Random CONNECTION_RESET on apache2.4 debian 9

apache-2.4connectiondebian-stretchreset

My server has some strange behaviour and I just cant find the cause. I've been looking everywhere.

I will pay 200$ worth of bitcoin to anyone who can figure this out.

The problem:

When requesting any resource from apache (page, image, css, js), it sometimes takes a very long time to respond. About half of the time, the connection gets reset. (on Chrome: net::ERR_CONNECTION_RESET)
This happens rarely, randomly and is absolutely unpredictable.
More confusingly, while the one request seems to hang, I can make additional requests that work perfectly.

About the server:

I'm running apache2.4 mpm-prefork with php7.0 on debian 9. The apache module uses mod_rewrite and an ssl-certificate from certbot.

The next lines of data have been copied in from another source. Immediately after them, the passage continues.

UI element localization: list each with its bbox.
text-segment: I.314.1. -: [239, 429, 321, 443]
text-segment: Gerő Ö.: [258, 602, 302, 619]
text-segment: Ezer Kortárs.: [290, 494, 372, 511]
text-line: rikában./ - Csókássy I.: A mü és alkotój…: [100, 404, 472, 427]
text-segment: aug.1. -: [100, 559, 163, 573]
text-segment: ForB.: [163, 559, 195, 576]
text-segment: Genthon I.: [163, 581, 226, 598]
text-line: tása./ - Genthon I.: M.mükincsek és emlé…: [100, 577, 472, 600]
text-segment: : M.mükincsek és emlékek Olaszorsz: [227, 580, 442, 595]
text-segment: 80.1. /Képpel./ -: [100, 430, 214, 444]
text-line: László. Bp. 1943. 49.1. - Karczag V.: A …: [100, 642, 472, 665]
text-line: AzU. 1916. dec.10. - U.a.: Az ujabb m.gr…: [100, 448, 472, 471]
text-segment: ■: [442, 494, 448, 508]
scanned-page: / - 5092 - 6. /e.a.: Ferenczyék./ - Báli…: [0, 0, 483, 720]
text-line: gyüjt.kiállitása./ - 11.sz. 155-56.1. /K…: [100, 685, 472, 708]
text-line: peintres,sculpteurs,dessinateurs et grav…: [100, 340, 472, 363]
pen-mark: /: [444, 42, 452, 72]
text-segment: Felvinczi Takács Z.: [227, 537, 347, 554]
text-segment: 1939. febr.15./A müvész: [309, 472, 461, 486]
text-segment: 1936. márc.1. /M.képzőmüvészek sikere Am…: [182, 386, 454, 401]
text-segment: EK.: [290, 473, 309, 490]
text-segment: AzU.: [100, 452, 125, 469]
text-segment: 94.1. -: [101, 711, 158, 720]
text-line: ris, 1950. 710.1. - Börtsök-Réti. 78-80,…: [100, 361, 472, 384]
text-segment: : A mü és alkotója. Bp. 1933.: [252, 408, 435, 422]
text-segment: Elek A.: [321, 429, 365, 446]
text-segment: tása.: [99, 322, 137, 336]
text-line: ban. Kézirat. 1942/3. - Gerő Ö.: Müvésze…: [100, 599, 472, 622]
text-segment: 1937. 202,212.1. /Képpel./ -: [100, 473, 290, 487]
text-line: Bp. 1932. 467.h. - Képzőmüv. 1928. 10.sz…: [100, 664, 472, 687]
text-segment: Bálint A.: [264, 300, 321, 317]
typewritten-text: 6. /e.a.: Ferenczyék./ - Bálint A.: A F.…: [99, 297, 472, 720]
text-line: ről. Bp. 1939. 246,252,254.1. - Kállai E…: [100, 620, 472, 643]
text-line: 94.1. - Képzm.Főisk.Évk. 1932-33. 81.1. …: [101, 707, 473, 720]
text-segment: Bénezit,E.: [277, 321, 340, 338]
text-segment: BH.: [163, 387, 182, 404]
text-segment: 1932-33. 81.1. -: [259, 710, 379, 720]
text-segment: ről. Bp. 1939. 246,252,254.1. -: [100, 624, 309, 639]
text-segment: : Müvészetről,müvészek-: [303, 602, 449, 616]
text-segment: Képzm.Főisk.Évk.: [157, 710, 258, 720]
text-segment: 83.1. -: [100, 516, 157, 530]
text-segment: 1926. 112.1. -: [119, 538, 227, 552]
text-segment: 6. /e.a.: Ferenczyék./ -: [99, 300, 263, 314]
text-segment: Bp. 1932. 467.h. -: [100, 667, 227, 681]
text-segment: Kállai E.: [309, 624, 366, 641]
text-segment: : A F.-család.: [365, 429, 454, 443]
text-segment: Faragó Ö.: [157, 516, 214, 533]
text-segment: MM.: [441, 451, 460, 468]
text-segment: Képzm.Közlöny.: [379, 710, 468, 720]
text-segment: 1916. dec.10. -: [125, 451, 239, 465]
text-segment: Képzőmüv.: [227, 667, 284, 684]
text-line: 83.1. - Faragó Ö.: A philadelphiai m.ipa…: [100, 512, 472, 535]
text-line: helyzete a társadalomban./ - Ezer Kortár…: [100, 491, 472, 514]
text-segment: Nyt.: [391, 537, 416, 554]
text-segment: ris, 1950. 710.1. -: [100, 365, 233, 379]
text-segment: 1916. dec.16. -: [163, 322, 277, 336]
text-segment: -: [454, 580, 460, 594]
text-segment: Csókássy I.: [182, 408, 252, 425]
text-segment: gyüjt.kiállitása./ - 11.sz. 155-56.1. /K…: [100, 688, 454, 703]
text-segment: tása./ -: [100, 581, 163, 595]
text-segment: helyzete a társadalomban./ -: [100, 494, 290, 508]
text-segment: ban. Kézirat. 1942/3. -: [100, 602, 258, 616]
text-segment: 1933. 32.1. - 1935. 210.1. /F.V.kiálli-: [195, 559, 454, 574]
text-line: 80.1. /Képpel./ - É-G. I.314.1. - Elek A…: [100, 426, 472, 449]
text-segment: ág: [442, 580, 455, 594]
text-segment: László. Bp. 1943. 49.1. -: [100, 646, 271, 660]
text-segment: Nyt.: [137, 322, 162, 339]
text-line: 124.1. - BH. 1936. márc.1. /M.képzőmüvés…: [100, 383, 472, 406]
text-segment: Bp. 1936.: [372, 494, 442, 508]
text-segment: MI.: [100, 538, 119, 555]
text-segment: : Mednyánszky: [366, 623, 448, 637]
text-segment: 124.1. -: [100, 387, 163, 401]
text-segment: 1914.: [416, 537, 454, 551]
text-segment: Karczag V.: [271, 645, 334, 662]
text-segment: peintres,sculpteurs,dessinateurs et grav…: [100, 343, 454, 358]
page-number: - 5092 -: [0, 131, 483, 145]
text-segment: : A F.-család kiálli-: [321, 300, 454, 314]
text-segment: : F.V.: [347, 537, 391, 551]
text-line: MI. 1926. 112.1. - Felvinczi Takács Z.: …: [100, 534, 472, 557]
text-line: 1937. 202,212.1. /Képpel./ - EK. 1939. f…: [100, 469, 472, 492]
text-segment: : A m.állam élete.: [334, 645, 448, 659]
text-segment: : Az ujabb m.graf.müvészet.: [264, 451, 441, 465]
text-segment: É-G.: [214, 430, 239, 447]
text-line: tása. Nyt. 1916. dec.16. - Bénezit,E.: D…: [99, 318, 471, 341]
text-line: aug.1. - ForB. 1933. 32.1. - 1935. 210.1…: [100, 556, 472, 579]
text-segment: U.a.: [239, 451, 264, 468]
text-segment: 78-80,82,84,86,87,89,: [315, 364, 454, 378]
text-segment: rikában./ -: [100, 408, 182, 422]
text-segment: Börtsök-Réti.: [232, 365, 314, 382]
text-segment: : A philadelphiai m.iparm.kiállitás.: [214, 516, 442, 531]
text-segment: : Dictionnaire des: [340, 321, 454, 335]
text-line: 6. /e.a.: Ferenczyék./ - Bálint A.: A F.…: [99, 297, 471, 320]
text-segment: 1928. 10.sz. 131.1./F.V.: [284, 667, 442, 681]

On some occasions, php invokes inkscape to render svgs to png.

The server load is very low (0.02) and nothing but apache runs on it.

Things checked:

  • checked all server logs. (syslog, apache log) – nothing
  • increased the apache mpm-prefork limits – nope
  • checked for possible DNS problems – nothing
  • I even moved to a completely new root server (on a different provider) – still the same

I went on and analyzed the tcp traffic with Wireshark, and there is some suspicious behavoir. When the connection is freezing, there are some TCP Out-of-Order, Retransmission and ACKed unseen segment packets… but I don't have the necessary low-level knowledge to tell what's going on.

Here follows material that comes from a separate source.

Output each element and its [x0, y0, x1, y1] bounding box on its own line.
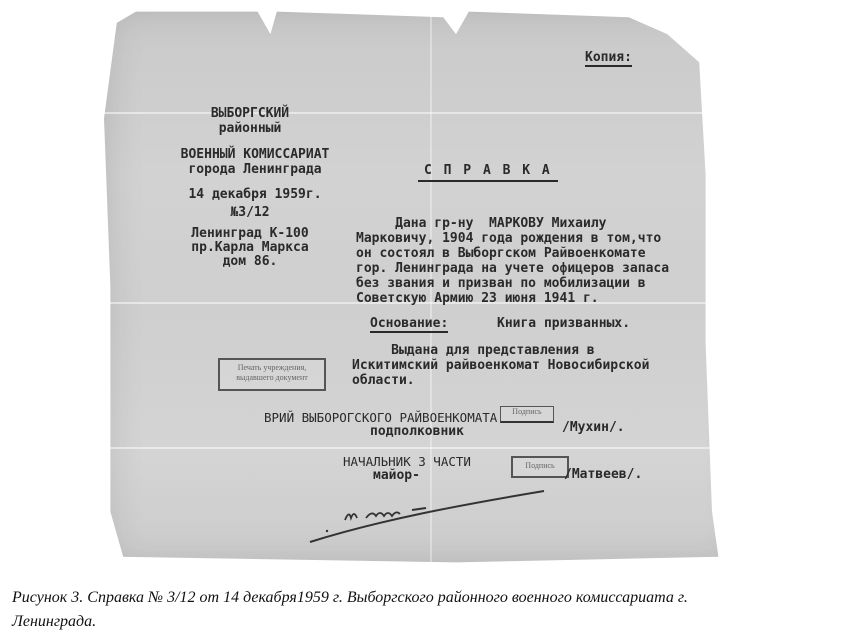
figure-caption: Рисунок 3. Справка № 3/12 от 14 декабря1… [12, 586, 860, 634]
caption-line: Рисунок 3. Справка № 3/12 от 14 декабря1… [12, 586, 860, 610]
handwritten-signature [0, 0, 868, 638]
caption-line: Ленинграда. [12, 610, 860, 634]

Any hints would be greatly appreaciated!

EDIT:

This is the mpm_prefork config:

<IfModule mpm_prefork_module>
    StartServers            10
    MinSpareServers         10
    MaxSpareServers         50
    MaxRequestWorkers       300
    MaxConnectionsPerChild  0
</IfModule>

EDIT EDIT:

I had luck and got a tcp sniffer running on both server and client when it happened once again.
Here are the pcap files, cropped to the last ~30 seconds.

serverside.pcap

clientside.pcap

If anyone with the knowledge could take a quick look at it and tell me what's going on, I'd be thrilled.

EDIT EDIT EDIT:

I managed to make the error reproducable, atleast with KeepAlive on.
When a request is finished and the content is served, the tcp connection closes with a FIN-ACK after 5 seconds. When making another request in the time window of 5-12 seconds after the FIN-ACK, the connection freezes.

With KeepAlive off however, this doesnt happen anymore, tho the error occures even more often when loading multiple resources at the same time. But then it's not reproducable anymore.

Best Answer

I would check the size of the TCP packets going between the server and client. IF they are nearing 1500 in size there is a possibility they getting dropped for numerous possibilities:

  1. If the DNF bit is set on the packet and the packet is getting fragmented somewhere this could be an issues that causes the packet to get dropped

  2. If the MTU is set to 1500 and packets are going through tunnels, encryption, etc that causes additional headers to be added to the packet, then this would also cause your packets to drop. Try setting the mtu on both ends on the interfaces your are using to something lower than 1500, possibly 1420 or even lower.